Babadi Wins NSF CAREER Award

Assistant Professor Behtash Babadi (ECE/ISR) is the recipient of a 2016 National Science Foundation (NSF) Faculty Early Career Development (CAREER) Award for “Deciphering Brain Function Through Dynamic Sparse Signal Processing.” The project’s main objective is to develop a mathematically principled methodology that captures the dynamicity and sparsity of neural data in a scalable fashion with high accuracy and to employ it in studying the brain function with a focus on the auditory system. The five-year award is worth $489,813. The NSF CAREER program fosters the career development of outstanding junior faculty, combining the support of research and education of the highest quality and in the broadest sense.

About the award
The ability to adapt to changes in the environment and to optimize performance against undesirable stimuli is among the hallmarks of the brain function. Capturing the adaptivity and robustness of brain function in real-time is crucial not only for deciphering its underlying mechanisms, but also for designing neural prostheses and brain-computer interface devices with adaptive and robust performance.  Thanks to the advances in neural data acquisition technology, the process of data collection has been substantially facilitated, resulting in abundant pools of high-dimensional, dynamic, and complex data under various modalities and conditions from the nervous systems of animals and humans. The current modeling paradigm and estimation algorithms, however, face challenges in processing these data due to their ever-growing dimensions. This research addresses these challenges by providing a unified framework to efficiently utilize the abundant pools of data in order to deliver game-changing applications in systems neuroscience.

Converging lines of evidence in theoretical and experimental neuroscience suggest that brain activity is a distributed high-dimensional spatiotemporal process emerging from sparse dynamic structures.
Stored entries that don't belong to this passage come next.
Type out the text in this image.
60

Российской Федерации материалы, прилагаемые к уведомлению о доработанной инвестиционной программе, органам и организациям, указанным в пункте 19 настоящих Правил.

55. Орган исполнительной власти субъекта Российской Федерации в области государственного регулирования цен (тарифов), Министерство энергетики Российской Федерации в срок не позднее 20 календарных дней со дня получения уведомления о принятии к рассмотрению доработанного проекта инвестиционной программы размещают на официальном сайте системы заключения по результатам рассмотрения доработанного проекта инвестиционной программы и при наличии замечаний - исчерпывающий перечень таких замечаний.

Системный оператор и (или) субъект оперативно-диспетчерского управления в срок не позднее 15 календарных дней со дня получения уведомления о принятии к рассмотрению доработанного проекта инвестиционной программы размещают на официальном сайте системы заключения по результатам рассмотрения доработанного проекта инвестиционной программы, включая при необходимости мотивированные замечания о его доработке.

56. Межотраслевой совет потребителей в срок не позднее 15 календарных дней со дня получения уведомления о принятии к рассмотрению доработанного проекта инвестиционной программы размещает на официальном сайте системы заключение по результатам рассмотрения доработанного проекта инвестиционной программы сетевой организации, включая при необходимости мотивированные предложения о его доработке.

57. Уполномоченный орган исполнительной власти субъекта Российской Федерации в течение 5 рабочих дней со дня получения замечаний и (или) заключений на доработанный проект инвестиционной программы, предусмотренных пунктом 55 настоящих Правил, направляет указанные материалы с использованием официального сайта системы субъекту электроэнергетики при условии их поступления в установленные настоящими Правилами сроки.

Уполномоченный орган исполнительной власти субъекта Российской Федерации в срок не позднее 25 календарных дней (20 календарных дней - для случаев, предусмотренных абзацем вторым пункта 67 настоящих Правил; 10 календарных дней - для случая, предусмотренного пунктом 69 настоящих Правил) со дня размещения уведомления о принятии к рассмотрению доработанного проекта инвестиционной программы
From a computational perspective sparsity is a key ingredient in rejecting interfering signals and achieving robustness in neural computation and information representation in the brain.  The researchers will focusing on the auditory system as a quintessential instance of sophisticated brain function, and  investigate several fundamental questions in systems neuroscience such as plasticity, attention, and stimulus decoding. The research is integrated with education and outreach activities including high school level hands-on workshops, undergraduate capstone projects, and interdisciplinary course development.

Babadi joined the Department of Electrical and Computer Engineering in January 2014 after finishing his post-doctoral fellowship at MIT and Massachusetts General Hospital in systems neuroscience. He received his Ph.D. in Engineering Science from Harvard in 2011. His research interests are in statistical and adaptive signal processing, neural signal processing, and systems neuroscience.